Os novos atores da violência
Organizações criminosas querem sentar-se à mesa de negociação
e policiais usam suas armas para ocupar quartéis

Para o desespero de quem julgava que a crise de segurança pública no Brasil já tinha atingindo um ponto de saturação, a sociedade e as autoridades passaram a enfrentar, recentemente, desafios qualitativamente superiores àqueles que a criminalidade convencional vinha impondo. Ainda sem fôlego para reagir ao narcotráfico, ao forte esquema de roubos de cargas, à onda de seqüestros e mesmo aos episódios mais “rasteiros” da violência, que pipocam nas esquinas de nossas casas, nos vemos às voltas com organizações que, fomentadas pelo descontrole das condições prisionais, mutaram para algo próximo à condição de atores políticos, mobilizados e poderosos a ponto de exigirem sentar-se à mesa de negociações do establishment e lançar suas reivindicações. E, estarrecidos, assistimos a greves de policiais, armados e capazes de ocupar quartéis, num movimento com todas as características de motim.

Essa análise, com conteúdo de alerta, foi feita pelo cientista político Eliezer Rizzo de Oliveira, do Instituto de Filosofia e Ciências Humanas (IFCH) e do Núcleo de Estudos Estratégicos da Unicamp, que abriu o módulo de debates sobre segurança na Cientec 2001. Lembrando que a segurança pública “pode ser considerada um sistema, no qual os indivíduos e as estruturas se interrelacionam, como atores políticos”, o especialista frisou que tal complexidade é descredenciadora da abordagem simplista dos problemas no setor como uma mera guerra entre “mocinhos e bandidos”.

Esta multiplicidade – tanto dos focos como dos alvos das demandas – leva estudos mais avançados, como nos Estados Unidos, por exemplo, a conceituar o Estado como “muito mais do que simplesmente o governo”. Rizzo de Oliveira não esconde sua preocupação com “a forma imprevidente” pela qual o governo FHC está tendendo a equacionar a crise deflagrada por associações de policiais – no caso, outro grupo de “atores políticos”, em sua concepção. “Em que pese todos os acertos desse governo, é temerário o fato de estar cedendo a pressões que, em última análise, podem representar o risco de colocar novamente em ação a Justiça Militar, décadas após o País ter superado o período de exceção”, lamenta.

O cientista se refere à medida provisória que atribui poder de polícia ao Exército, ante a deflagração de movimentos grevistas por parte das corporações legalmente constituídas para esse fim. “Nos casos extremos, onde seriam detidos e presos os policiais rebeldes? Quem os julgaria?”, questiona o pesquisador. E faz uma observação inquientante: “Ao contrário da situação conjuntural que desembocou na ditadura dos anos 60/70, dessa vez o risco da militarização dos instrumentos de segurança pública não passa pela imposição dos setores militares em si, mas de um governo democraticamente eleito”.

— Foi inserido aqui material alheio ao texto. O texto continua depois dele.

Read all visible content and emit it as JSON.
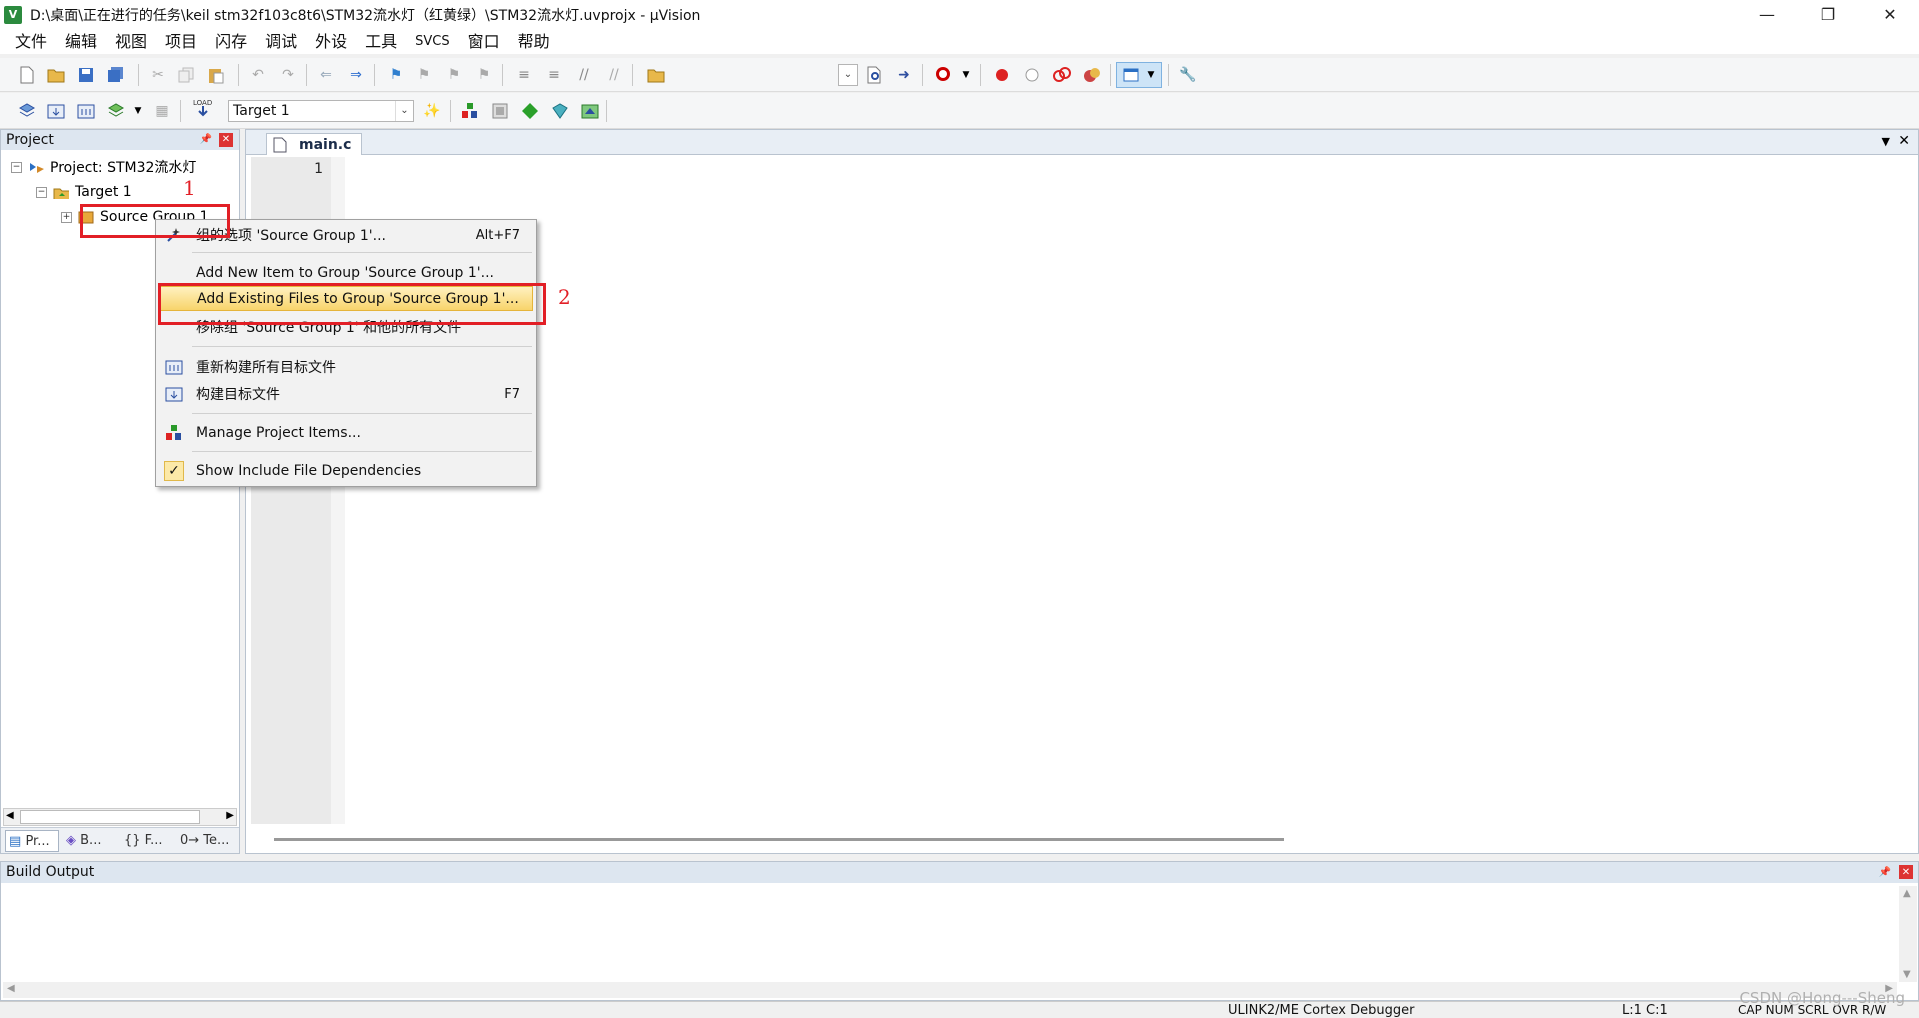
{
  "window": {
    "title": "D:\\桌面\\正在进行的任务\\keil stm32f103c8t6\\STM32流水灯（红黄绿）\\STM32流水灯.uvprojx - µVision",
    "app_icon_letter": "V"
  },
  "menu": [
    "文件",
    "编辑",
    "视图",
    "项目",
    "闪存",
    "调试",
    "外设",
    "工具",
    "SVCS",
    "窗口",
    "帮助"
  ],
  "toolbar": {
    "target_combo": "Target 1",
    "load_label": "LOAD"
  },
  "project_panel": {
    "title": "Project",
    "tree": {
      "project": "Project: STM32流水灯",
      "target": "Target 1",
      "group": "Source Group 1"
    },
    "tabs": [
      "Pr...",
      "B...",
      "{} F...",
      "0→ Te..."
    ]
  },
  "editor": {
    "tab": "main.c",
    "line_numbers": [
      "1"
    ]
  },
  "context_menu": {
    "items": [
      {
        "label": "组的选项 'Source Group 1'...",
        "shortcut": "Alt+F7",
        "icon": "options-icon"
      },
      {
        "label": "Add New  Item to Group 'Source Group 1'...",
        "shortcut": "",
        "icon": ""
      },
      {
        "label": "Add Existing Files to Group 'Source Group 1'...",
        "shortcut": "",
        "icon": "",
        "highlighted": true
      },
      {
        "label": "移除组 'Source Group 1' 和他的所有文件",
        "shortcut": "",
        "icon": ""
      },
      {
        "label": "重新构建所有目标文件",
        "shortcut": "",
        "icon": "rebuild-icon"
      },
      {
        "label": "构建目标文件",
        "shortcut": "F7",
        "icon": "build-icon"
      },
      {
        "label": "Manage Project Items...",
        "shortcut": "",
        "icon": "manage-items-icon"
      },
      {
        "label": "Show Include File Dependencies",
        "shortcut": "",
        "icon": "check-icon"
      }
    ]
  },
  "annotations": {
    "marker_1": "1",
    "marker_2": "2"
  },
  "build_output": {
    "title": "Build Output"
  },
  "statusbar": {
    "debugger": "ULINK2/ME Cortex Debugger",
    "cursor": "L:1 C:1",
    "flags": "CAP  NUM  SCRL  OVR  R/W"
  },
  "watermark": "CSDN @Hong---Sheng",
  "colors": {
    "annotation_red": "#e21f26",
    "highlight_yellow": "#f8d46b",
    "panel_header": "#dde6f0"
  }
}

Embora enfoque os novos desafios da segurança numa esfera mais macro, é nas cada vez mais consolidadas regiões metropolitanas que o cientista vislumbra algumas saídas viáveis: “Esse tipo de organização administrativa e social também exerce o papel de ator político e, em suas demandas, traduz propostas bem aceitáveis, tais como a coordenação e cooperação dos gestores e instrumentos de segurança; a cooperação também no plano das organizações da sociedade civil, e – não poderia faltar – no plano dos direitos humanos”.

Rizzo de Oliveira destaca, por fim, outra instância importante de discussão e equacionamento conjunto dos problemas: as universidades. Estas tomam muitas iniciativas mas também devem ser pressionadas a acolher a temática da segurança pública: “Pressionem, que a consciência já existe”, apela, ao concluir.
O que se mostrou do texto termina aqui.